Electropolymerization Conditions of Methylene Green Used as an Electron Transfer Mediator for Coenzyme-dependent Oxidoreductases

Abstract

Biosensors and biofuel cells are human-friendly and eco-friendly technologies that utilize enzymatic redox reactions. To operate in a solution flow environment, enzymes and electron mediators must be immobilized on the electrodes.
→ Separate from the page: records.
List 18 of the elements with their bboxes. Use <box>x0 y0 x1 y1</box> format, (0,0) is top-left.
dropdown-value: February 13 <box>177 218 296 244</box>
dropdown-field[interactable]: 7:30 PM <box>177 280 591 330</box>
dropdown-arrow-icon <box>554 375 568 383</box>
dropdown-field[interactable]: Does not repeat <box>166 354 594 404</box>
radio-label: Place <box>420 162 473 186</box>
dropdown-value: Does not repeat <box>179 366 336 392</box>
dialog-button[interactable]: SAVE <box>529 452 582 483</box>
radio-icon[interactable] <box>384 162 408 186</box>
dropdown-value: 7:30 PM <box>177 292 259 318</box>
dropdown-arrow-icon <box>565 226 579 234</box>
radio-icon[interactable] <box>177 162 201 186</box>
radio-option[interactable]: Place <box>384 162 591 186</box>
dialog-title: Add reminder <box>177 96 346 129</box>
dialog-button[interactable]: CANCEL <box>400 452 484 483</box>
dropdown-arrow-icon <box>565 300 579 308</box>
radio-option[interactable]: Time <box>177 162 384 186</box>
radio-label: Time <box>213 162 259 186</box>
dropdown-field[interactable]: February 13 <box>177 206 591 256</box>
The state of the electron mediator at an enzyme-immobilized electrode affects not only the electron transfer between the enzyme and the electrode but also the retention and orientation of the enzyme. Phenazine dyes, often used as electron mediators, can be easily immobilized on an electrode by electropolymerization. However, little is known about what kind of polymer films result from the conditions of electropolymerization. Here, we show that the electropolymerized film of methylene green (MG), a phenazine dye, changes from a uniformly distributed mesoscale structure to a nonuniformly dispersed state of spherical particles as polymerization progresses. Furthermore, we found that polyMG films with a uniform surface are suitable for enzyme-immobilized electrodes. More MG was deposited on the electrode under conditions of wide potential sweeps, slower scan rates, and more cycles of electrolysis. Uniform surfaces were observed in films with dissipation (ΔD), a measure of film softness as measured by EQCM-D, of less than approximately 7 × 10⁻⁶. These results indicate that the electrochemical polymerization conditions of MG can control the surface morphology of the polymerized film, as well as the properties of the enzyme-immobilized electrode. This finding could be applied to NAD-dependent and FAD-dependent glucose dehydrogenases, in which MG is known to function as a mediator, and could contribute to improving the current of biosensors and biofuel cells in which they are used.